As startups boom, technology extends its reach, and every industry and segment is disrupted. In turn, the role of advisors has evolved and customer, market, finance and operational experience is more important than ever. The most valuable advisors have the right domain experience, and can see the mission, vision and goals at each stage. This three-part webinar series on how startups and those seeking to advise startups should approach selection, connection and the on-going relationship.
After seeking out everything from consultants to coaches, former CEO and founder Doug Levin has invested, advised, mentored (and served on several boards) with highly-developed companies and early stage startups alike. He intimately understands executing on the vision of a startup, identifying key hires, and promoting leadership. He was the sole founder and first CEO of Black Duck Software, and earlier in his career held senior management positions at Microsoft Corporation. Doug has helped companies in Boston, Silicon Valley, and world-wide experience “disruptive potential” through growth. His technology interests and specialties include AI/ML, cybersecurity, edge computing and Internet-of-Things (IoT), and certain open source projects (such as, Kubernetes).
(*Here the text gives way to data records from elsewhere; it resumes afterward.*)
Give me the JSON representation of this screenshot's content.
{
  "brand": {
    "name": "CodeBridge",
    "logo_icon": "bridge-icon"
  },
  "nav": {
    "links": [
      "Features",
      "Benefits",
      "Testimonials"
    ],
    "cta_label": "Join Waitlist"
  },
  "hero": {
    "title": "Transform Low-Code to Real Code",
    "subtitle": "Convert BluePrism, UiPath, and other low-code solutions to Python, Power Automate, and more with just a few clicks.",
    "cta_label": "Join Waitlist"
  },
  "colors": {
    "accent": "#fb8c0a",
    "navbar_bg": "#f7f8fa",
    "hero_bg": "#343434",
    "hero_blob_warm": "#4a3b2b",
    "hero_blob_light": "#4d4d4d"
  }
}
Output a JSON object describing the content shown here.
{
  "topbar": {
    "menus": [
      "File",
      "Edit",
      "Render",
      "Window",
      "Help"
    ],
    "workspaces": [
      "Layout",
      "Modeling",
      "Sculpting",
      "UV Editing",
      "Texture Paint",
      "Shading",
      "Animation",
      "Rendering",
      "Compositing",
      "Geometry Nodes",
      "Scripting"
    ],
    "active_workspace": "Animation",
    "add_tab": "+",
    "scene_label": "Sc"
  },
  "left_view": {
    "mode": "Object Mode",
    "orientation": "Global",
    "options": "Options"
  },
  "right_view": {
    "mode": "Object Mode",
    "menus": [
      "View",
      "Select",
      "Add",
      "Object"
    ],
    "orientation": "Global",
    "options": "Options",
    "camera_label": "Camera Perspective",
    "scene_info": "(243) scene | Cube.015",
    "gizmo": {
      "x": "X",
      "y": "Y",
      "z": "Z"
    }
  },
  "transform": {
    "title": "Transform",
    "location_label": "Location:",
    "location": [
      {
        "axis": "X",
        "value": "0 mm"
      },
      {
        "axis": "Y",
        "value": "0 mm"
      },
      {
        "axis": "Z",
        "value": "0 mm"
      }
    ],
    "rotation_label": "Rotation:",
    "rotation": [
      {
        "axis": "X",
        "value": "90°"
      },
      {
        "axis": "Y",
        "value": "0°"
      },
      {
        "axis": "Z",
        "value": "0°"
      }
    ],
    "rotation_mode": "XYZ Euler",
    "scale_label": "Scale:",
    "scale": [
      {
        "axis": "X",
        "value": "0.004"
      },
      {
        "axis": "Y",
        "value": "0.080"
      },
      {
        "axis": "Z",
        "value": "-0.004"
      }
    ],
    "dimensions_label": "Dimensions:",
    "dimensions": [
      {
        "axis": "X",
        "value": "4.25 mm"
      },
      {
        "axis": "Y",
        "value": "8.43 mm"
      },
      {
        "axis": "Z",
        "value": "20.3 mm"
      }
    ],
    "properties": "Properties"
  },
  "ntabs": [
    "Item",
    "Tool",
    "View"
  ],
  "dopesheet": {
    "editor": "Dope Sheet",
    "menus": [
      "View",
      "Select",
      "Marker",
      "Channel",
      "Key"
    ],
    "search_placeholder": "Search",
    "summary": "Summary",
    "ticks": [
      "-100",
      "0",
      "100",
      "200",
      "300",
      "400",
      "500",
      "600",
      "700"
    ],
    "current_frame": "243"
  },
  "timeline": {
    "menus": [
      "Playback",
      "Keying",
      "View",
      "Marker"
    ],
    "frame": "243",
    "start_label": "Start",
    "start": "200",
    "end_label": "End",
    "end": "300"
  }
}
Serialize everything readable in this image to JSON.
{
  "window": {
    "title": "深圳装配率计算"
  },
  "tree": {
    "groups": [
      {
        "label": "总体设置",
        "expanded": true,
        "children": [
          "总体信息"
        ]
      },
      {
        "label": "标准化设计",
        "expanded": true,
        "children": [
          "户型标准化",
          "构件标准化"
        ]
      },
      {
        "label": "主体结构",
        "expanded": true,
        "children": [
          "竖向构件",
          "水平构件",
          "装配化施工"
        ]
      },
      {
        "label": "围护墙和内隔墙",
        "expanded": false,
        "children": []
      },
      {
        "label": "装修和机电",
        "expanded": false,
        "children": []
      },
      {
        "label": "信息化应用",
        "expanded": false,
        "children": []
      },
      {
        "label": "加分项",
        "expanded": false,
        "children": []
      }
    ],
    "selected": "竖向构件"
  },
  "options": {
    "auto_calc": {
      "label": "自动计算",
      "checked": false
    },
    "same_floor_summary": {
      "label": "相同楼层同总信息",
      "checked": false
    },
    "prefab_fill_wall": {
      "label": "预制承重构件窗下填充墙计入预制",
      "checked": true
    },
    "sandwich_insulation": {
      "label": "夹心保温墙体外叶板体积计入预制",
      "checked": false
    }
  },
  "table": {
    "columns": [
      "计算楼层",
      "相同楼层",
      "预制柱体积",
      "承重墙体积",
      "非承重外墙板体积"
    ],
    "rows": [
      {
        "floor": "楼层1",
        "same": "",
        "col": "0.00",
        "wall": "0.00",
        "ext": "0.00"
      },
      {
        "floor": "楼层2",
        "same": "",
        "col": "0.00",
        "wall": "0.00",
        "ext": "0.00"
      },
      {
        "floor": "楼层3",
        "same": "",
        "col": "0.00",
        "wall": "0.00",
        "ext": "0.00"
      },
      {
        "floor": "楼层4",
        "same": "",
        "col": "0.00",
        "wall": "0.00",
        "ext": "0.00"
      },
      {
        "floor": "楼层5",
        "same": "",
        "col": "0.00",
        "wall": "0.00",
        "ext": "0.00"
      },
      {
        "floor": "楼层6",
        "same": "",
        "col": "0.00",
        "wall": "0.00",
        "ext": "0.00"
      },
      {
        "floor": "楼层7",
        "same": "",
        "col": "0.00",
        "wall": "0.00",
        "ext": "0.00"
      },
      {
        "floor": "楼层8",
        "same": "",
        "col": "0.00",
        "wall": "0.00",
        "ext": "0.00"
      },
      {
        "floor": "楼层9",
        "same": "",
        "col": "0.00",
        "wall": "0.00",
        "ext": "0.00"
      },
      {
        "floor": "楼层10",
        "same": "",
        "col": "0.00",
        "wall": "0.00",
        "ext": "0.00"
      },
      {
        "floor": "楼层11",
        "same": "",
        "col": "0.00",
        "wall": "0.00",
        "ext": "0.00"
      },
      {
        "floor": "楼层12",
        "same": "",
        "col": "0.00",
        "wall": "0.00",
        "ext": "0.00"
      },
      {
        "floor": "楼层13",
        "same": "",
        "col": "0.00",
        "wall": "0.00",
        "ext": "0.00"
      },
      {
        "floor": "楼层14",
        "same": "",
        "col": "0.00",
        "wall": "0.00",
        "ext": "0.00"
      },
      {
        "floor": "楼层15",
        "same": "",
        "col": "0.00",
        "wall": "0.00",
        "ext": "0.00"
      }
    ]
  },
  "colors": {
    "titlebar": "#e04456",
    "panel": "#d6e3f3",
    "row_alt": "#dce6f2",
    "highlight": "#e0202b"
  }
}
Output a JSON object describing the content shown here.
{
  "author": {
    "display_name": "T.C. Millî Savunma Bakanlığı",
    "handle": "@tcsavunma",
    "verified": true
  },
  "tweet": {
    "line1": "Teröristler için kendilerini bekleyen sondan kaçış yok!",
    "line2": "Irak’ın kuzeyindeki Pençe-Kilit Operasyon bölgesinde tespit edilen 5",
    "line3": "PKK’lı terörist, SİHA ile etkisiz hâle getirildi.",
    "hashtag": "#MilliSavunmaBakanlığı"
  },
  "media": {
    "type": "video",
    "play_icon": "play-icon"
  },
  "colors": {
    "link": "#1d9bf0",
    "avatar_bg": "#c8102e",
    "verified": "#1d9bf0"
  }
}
While serving as an Executive-in-Residence (XIR) at the Laboratory for Innovation Sciences (LISH) at Harvard, Doug has developed a 3-part webinar series about all things advising. First, you’ll learn what you should know about choosing advisors and how to best leverage their value. Then the series tackles what it takes to advise properly, and how to understand what companies to take under advisement. Finally, Doug brings together some top tech startup CEOs and advisors in a panel format to discuss both sides of the coin.